This Is What Happens To Your Body When You Oversleep

Sleep is a key component to our overall physical and mental health. We always discuss how important it is for adults to get the National Sleep Foundation's guidelines of 7 to 9 hours of sleep a night, but did you know that sleeping too much can also have negative health impacts?

Researchers have linked oversleeping to medical issues like cognitive impairment, depression and other mental health disorders, inflammation, fertility issues, headache or back pain, as well as higher risks of diseases like Alzheimer's, obesity, diabetes, heart disease, and stroke (via Amerisleep). Oversleeping has also been linked to a higher risk of death overall.

The oversleeping issue could also be bigger than specific health concerns.
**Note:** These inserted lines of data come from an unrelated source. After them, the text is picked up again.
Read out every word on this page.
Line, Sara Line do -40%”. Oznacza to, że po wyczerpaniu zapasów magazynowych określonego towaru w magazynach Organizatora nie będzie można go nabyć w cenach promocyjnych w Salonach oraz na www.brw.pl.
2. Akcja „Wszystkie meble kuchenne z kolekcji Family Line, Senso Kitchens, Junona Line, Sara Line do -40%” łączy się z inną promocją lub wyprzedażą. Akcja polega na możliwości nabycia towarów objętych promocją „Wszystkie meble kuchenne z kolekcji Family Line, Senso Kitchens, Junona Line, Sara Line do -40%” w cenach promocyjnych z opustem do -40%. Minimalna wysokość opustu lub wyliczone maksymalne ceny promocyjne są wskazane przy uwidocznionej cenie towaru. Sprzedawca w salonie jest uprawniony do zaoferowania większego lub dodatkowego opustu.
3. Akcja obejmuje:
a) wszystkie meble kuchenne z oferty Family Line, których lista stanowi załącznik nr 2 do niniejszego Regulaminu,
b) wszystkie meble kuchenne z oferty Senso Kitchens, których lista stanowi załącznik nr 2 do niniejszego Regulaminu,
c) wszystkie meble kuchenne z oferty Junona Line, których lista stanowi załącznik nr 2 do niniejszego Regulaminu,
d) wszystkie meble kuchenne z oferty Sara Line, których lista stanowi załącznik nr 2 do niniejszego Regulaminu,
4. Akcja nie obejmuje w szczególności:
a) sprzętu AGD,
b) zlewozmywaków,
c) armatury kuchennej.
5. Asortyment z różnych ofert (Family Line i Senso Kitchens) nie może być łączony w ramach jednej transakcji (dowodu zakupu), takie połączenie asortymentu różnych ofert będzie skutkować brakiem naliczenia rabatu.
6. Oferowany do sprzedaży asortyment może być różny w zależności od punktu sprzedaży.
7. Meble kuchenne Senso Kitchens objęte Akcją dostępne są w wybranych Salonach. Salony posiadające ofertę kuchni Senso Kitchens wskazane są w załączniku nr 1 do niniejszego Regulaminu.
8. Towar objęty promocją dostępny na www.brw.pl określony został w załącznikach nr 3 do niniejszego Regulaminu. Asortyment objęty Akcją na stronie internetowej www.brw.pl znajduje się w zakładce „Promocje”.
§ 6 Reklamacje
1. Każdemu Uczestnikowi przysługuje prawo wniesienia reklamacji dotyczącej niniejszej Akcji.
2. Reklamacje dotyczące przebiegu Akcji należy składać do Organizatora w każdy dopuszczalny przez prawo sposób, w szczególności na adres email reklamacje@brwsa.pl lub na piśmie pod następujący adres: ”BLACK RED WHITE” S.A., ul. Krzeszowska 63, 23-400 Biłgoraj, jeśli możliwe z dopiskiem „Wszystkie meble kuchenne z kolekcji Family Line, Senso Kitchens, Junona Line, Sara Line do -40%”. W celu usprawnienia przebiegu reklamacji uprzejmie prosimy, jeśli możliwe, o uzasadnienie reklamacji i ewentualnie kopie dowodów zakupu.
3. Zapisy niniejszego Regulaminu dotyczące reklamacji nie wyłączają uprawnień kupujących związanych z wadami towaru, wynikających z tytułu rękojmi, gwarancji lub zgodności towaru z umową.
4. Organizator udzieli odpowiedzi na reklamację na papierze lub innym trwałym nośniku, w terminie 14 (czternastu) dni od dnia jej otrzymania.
Studies have also noted that depression and low socioeconomic status have strong ties to oversleeping, as people of lower socioeconomic status may have less access to healthcare and therefore more undiagnosed illnesses (via WebMD). 

While the perfect amount of sleep may vary by person, experts say if you are regularly sleeping more than 9 hours a night, your quality of sleep may be lacking.

How good sleep hygiene can help with oversleeping

"Your body needs deep restorative sleep, and if that is not happening during the recommended 8 hours, your body will instinctively try to prolong the sleep period to obtain the quality of sleep it needs," Michele Roberge, leader of a hospital-based sleep disorder center, told Amerisleep.

Experts do note that there may be times in your life that require more sleep than others. For example, during a particularly stressful period or if you are suffering from an illness, your body may need more sleep than usual (via WebMD). It may also vary by your age, how active you are, and your current health status.

If poor sleep quality is what is causing you to spend more time snoozing, practicing good sleep hygiene may do the trick. You should check that you are sleeping in a quiet, dark room on a comfortable bed and keeping the same sleep schedule. Avoiding caffeine and alcohol may also be beneficial, according to WebMD.

If you still aren't keeping your sleep in the 7-9 hour range, seek medical attention to diagnose any underlying health conditions or sleep disorders that could be making you oversleep.